If these incidents are predictable and preventable, then why do they occur? It’s probably safe to assume that most people do not generally go to work with the intention of hurting themselves and/or others. So why does it happen?
One potential culprit is the normalization of deviance. In simple terms, normalization of deviance describes the slow creep that happens when taking safety shortcuts becomes the norm. It occurs because we are tempted to take shortcuts. Maybe we’re tired, and lifting with proper technique seems like too much effort. Maybe we’re short-staffed, so we perform a one-person transfer when we should have two people. Maybe the lift is located down the hall and we feel time-pressed, so we transfer someone who needs a lift without it. Maybe we were told by a more senior person that we didn’t really need to follow all those pre-transfer checks. The first time, and likely the second, third, fourth, and fifth times, we take a shortcut, nothing bad happens. The lack of immediate, negative feedback reinforces the inaccurate perception that the shortcut will not create any problems.
This phenomenon is not just experienced on an individual level – it is experienced at an organizational level as well. An organization may have policies on communicating information on potentially aggressive residents, but that policy may be improperly communicated, overridden, or not enforced. When faced with time and funding pressures, managers may feel it’s easier to “let things slide” in practice than monitor and enforce policy. In these scenarios, situational pressures tempt the organization into ignoring its own best practices. Without intervention, the shortcut becomes the norm. This process repeats until either a negative outcome occurs (e.g. someone is hurt or has a near-miss), or someone proactively identifies and addresses the deviance.
In occupational health and safety, we talk about creating a “culture of safety”. We do so, in part, to guard against this creep – to ensure that the shortcut does not become the norm. Creating a culture of safety requires many working pieces to come together. It needs leadership – both at a management and frontline level. It needs clear procedures that are grounded in best-practices and constantly refined. It needs open communication throughout all levels of the organization to identify trouble spots and gaps before they lead to predictable surprises. It needs individual and organizational accountability.
But most of all, it needs courage. The courage to ask questions, to seek feedback, and to identify complex problems that don’t have easy solutions. Empowerment, self-leadership, responsibility, and accountability are the cornerstones of creating safer workplaces. These may seem like lofty ideals, but they are grounded in individual action.
May 4th – 10th marks the 2014 North American Occupational Safety and Health Week (NAOSH).
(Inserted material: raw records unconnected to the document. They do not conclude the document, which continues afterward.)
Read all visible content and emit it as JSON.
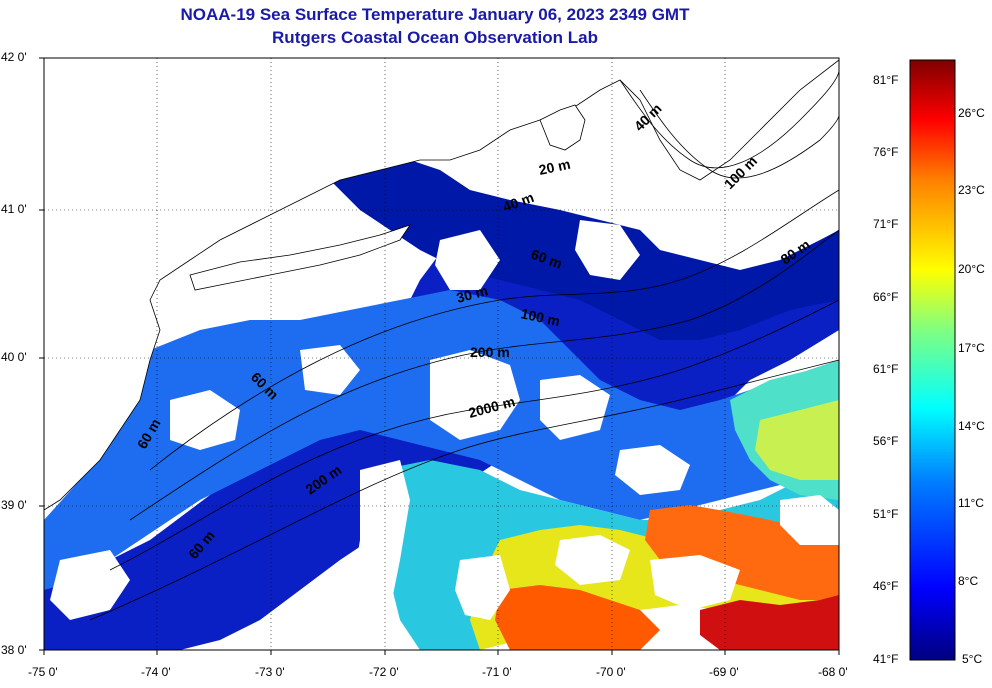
{
  "title": "NOAA-19 Sea Surface Temperature January 06, 2023 2349 GMT",
  "subtitle": "Rutgers Coastal Ocean Observation Lab",
  "lat_labels": [
    "42 0'",
    "41 0'",
    "40 0'",
    "39 0'",
    "38 0'"
  ],
  "lon_labels": [
    "-75 0'",
    "-74 0'",
    "-73 0'",
    "-72 0'",
    "-71 0'",
    "-70 0'",
    "-69 0'",
    "-68 0'"
  ],
  "contour_labels": [
    "20 m",
    "40 m",
    "60 m",
    "30 m",
    "100 m",
    "200 m",
    "2000 m",
    "40 m",
    "100 m",
    "60 m",
    "200 m",
    "60 m",
    "60 m",
    "80 m"
  ],
  "colorbar": {
    "fahrenheit": [
      "81°F",
      "76°F",
      "71°F",
      "66°F",
      "61°F",
      "56°F",
      "51°F",
      "46°F",
      "41°F"
    ],
    "celsius": [
      "26°C",
      "23°C",
      "20°C",
      "17°C",
      "14°C",
      "11°C",
      "8°C",
      "5°C"
    ]
  },
  "colors": {
    "title": "#1a1aa8",
    "cold": "#00108c",
    "cool": "#1a66ff",
    "mid": "#22ccdd",
    "warm": "#e8e800",
    "hot": "#ff4400",
    "hottest": "#cc0000"
  }
}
One of the initiatives leading up to NAOSH Week asks people to post online who they are being safe for. This NAOSH Week, we’d like to challenge you to go one further and ask not just who you’re being safe for, but what single change you will make this year to promote occupational health and safety in your organization. What will you do to combat the normalization of deviance in your workplace?
What will you do to make a change for the better?